Awas Natrium Tersembunyi Saat Jajan di Luar, Tiga Cara Ini Bantu Jaga Ginjal

Banyak orang merasa aman-aman saja saat sering makan di luar karena yang terlihat hanya rasa enak dan kemudahan mendapat menu. Padahal, beban pada ginjal justru bisa datang dari hal yang sering luput diperhatikan, yaitu garam yang tersembunyi di dalam kuah, saus, dan bumbu gurih.

Masalahnya, asupan natrium yang terus tinggi tidak selalu memberi tanda langsung. Efeknya bisa menumpuk pelan-pelan dari kebiasaan harian, terutama jika makanan luar rumah menjadi pilihan yang sering dipakai untuk makan siang atau makan malam.

Mengapa makanan luar rumah perlu lebih diwaspadai

Hidangan yang dibeli di luar kerap dibuat agar terasa kuat dan menggugah selera. Karena itu, kuah, saus, dan racikan bumbu sering menjadi sumber utama natrium yang tidak mudah disadari saat makanan sudah tersaji.

Dalam artikel referensi, konsumsi natrium tinggi dikaitkan dengan meningkatnya risiko penyakit ginjal kronis. Sebaliknya, pembatasan garam disebut dapat membantu menurunkan protein dalam urin atau proteinuria dan mendukung kontrol tekanan darah.

Di Taiwan, sekitar 2 juta orang tercatat hidup dengan penyakit ginjal kronis. Salah satu faktor yang disorot adalah kebiasaan mengonsumsi makanan asin dalam jangka panjang, sementara dokter spesialis ginjal dari Taiwan, Dr Hong Yung-Hsiang, menyebut natrium sebagai “musuh tersembunyi”.

Tiga langkah sederhana dari dokter

Dr Hong tidak menyarankan orang berhenti total dari makanan favoritnya. Ia justru menekankan perubahan kecil yang lebih mudah dijalankan dalam rutinitas makan sehari-hari.

Langkah pertama adalah membatasi minum kuah.

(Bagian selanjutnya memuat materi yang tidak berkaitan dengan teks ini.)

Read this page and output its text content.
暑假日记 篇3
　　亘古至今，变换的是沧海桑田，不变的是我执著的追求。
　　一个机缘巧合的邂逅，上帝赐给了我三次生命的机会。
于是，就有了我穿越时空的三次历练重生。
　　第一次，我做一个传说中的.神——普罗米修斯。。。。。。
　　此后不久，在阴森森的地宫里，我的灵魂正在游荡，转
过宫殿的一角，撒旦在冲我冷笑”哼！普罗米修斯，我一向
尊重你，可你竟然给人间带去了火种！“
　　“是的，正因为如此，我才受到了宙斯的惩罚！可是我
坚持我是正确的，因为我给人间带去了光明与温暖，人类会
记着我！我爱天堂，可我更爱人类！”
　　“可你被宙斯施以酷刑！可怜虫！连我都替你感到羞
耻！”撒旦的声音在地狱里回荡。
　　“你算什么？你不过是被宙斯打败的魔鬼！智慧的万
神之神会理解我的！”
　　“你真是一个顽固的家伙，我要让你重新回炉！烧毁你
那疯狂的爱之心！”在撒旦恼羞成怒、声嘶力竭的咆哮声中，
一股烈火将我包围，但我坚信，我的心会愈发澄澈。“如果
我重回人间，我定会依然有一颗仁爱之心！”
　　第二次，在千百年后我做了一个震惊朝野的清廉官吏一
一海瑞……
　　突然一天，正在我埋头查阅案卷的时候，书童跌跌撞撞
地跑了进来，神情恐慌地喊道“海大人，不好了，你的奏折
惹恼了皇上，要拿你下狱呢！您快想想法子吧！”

Mi berkuah, sup, dan kaldu sering menyimpan konsentrasi natrium yang tinggi, sehingga kebiasaan menyeruputnya sampai habis dapat menambah beban ginjal tanpa terasa.

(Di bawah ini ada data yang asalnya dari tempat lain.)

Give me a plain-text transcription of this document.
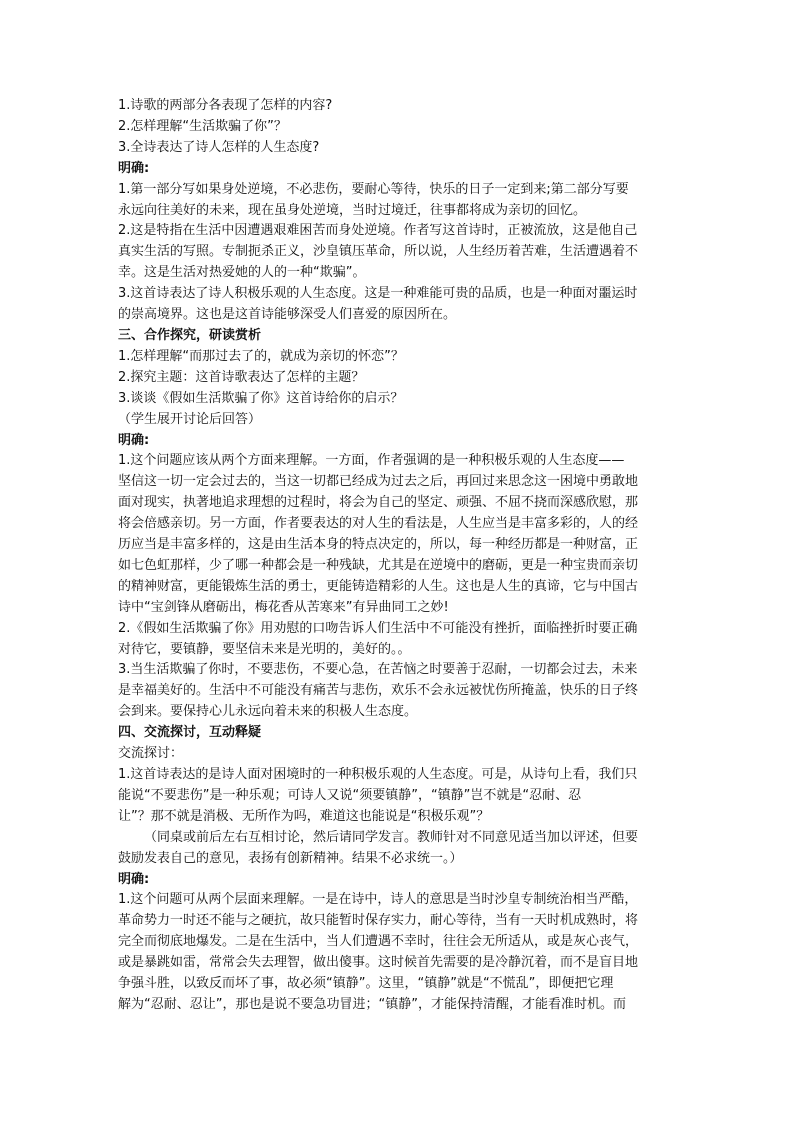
1.诗歌的两部分各表现了怎样的内容?
2.怎样理解“生活欺骗了你”？
3.全诗表达了诗人怎样的人生态度?
明确:
1.第一部分写如果身处逆境，不必悲伤，要耐心等待，快乐的日子一定到来;第二部分写要
永远向往美好的未来，现在虽身处逆境，当时过境迁，往事都将成为亲切的回忆。
2.这是特指在生活中因遭遇艰难困苦而身处逆境。作者写这首诗时，正被流放，这是他自己
真实生活的写照。专制扼杀正义，沙皇镇压革命，所以说，人生经历着苦难，生活遭遇着不
幸。这是生活对热爱她的人的一种“欺骗”。
3.这首诗表达了诗人积极乐观的人生态度。这是一种难能可贵的品质，也是一种面对噩运时
的崇高境界。这也是这首诗能够深受人们喜爱的原因所在。
三、合作探究，研读赏析
1.怎样理解“而那过去了的，就成为亲切的怀恋”？
2.探究主题：这首诗歌表达了怎样的主题？
3.谈谈《假如生活欺骗了你》这首诗给你的启示？
（学生展开讨论后回答）
明确:
1.这个问题应该从两个方面来理解。一方面，作者强调的是一种积极乐观的人生态度——
坚信这一切一定会过去的，当这一切都已经成为过去之后，再回过来思念这一困境中勇敢地
面对现实，执著地追求理想的过程时，将会为自己的坚定、顽强、不屈不挠而深感欣慰，那
将会倍感亲切。另一方面，作者要表达的对人生的看法是，人生应当是丰富多彩的，人的经
历应当是丰富多样的，这是由生活本身的特点决定的，所以，每一种经历都是一种财富，正
如七色虹那样，少了哪一种都会是一种残缺，尤其是在逆境中的磨砺，更是一种宝贵而亲切
的精神财富，更能锻炼生活的勇士，更能铸造精彩的人生。这也是人生的真谛，它与中国古
诗中“宝剑锋从磨砺出，梅花香从苦寒来”有异曲同工之妙!
2.《假如生活欺骗了你》用劝慰的口吻告诉人们生活中不可能没有挫折，面临挫折时要正确
对待它，要镇静，要坚信未来是光明的，美好的。。
3.当生活欺骗了你时，不要悲伤，不要心急，在苦恼之时要善于忍耐，一切都会过去，未来
是幸福美好的。生活中不可能没有痛苦与悲伤，欢乐不会永远被忧伤所掩盖，快乐的日子终
会到来。要保持心儿永远向着未来的积极人生态度。
四、交流探讨，互动释疑
交流探讨：
1.这首诗表达的是诗人面对困境时的一种积极乐观的人生态度。可是，从诗句上看，我们只
能说“不要悲伤”是一种乐观；可诗人又说“须要镇静”，“镇静”岂不就是“忍耐、忍
让”？那不就是消极、无所作为吗，难道这也能说是“积极乐观”？
（同桌或前后左右互相讨论，然后请同学发言。教师针对不同意见适当加以评述，但要
鼓励发表自己的意见，表扬有创新精神。结果不必求统一。）
明确:
1.这个问题可从两个层面来理解。一是在诗中，诗人的意思是当时沙皇专制统治相当严酷，
革命势力一时还不能与之硬抗，故只能暂时保存实力，耐心等待，当有一天时机成熟时，将
完全而彻底地爆发。二是在生活中，当人们遭遇不幸时，往往会无所适从，或是灰心丧气，
或是暴跳如雷，常常会失去理智，做出傻事。这时候首先需要的是冷静沉着，而不是盲目地
争强斗胜，以致反而坏了事，故必须“镇静”。这里，“镇静”就是“不慌乱”，即便把它理
解为“忍耐、忍让”，那也是说不要急功冒进；“镇静”，才能保持清醒，才能看准时机。而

Langkah kedua adalah memisahkan saus dari makanan. Saus cocol maupun saus salad sebaiknya tidak langsung dicampur ke seluruh hidangan, karena garam bisa meningkat saat seluruh bagian makanan terlapisi saus.

Langkah ketiga adalah membatasi makanan berat hanya sekali dalam sehari. Jika satu waktu makan sudah cukup asin atau berbumbu kuat, pilihan berikutnya sebaiknya lebih ringan agar tubuh tidak terus menerima beban natrium yang sama.

Perubahan kecil yang lebih mudah dijaga

Pendekatan ini penting karena kebiasaan makan di luar sering membuat kandungan garam sulit dikendalikan. Tidak seperti memasak sendiri, pembeli makanan tidak selalu tahu seberapa banyak natrium yang masuk dari kuah, saus, atau bumbu yang dipakai penjual.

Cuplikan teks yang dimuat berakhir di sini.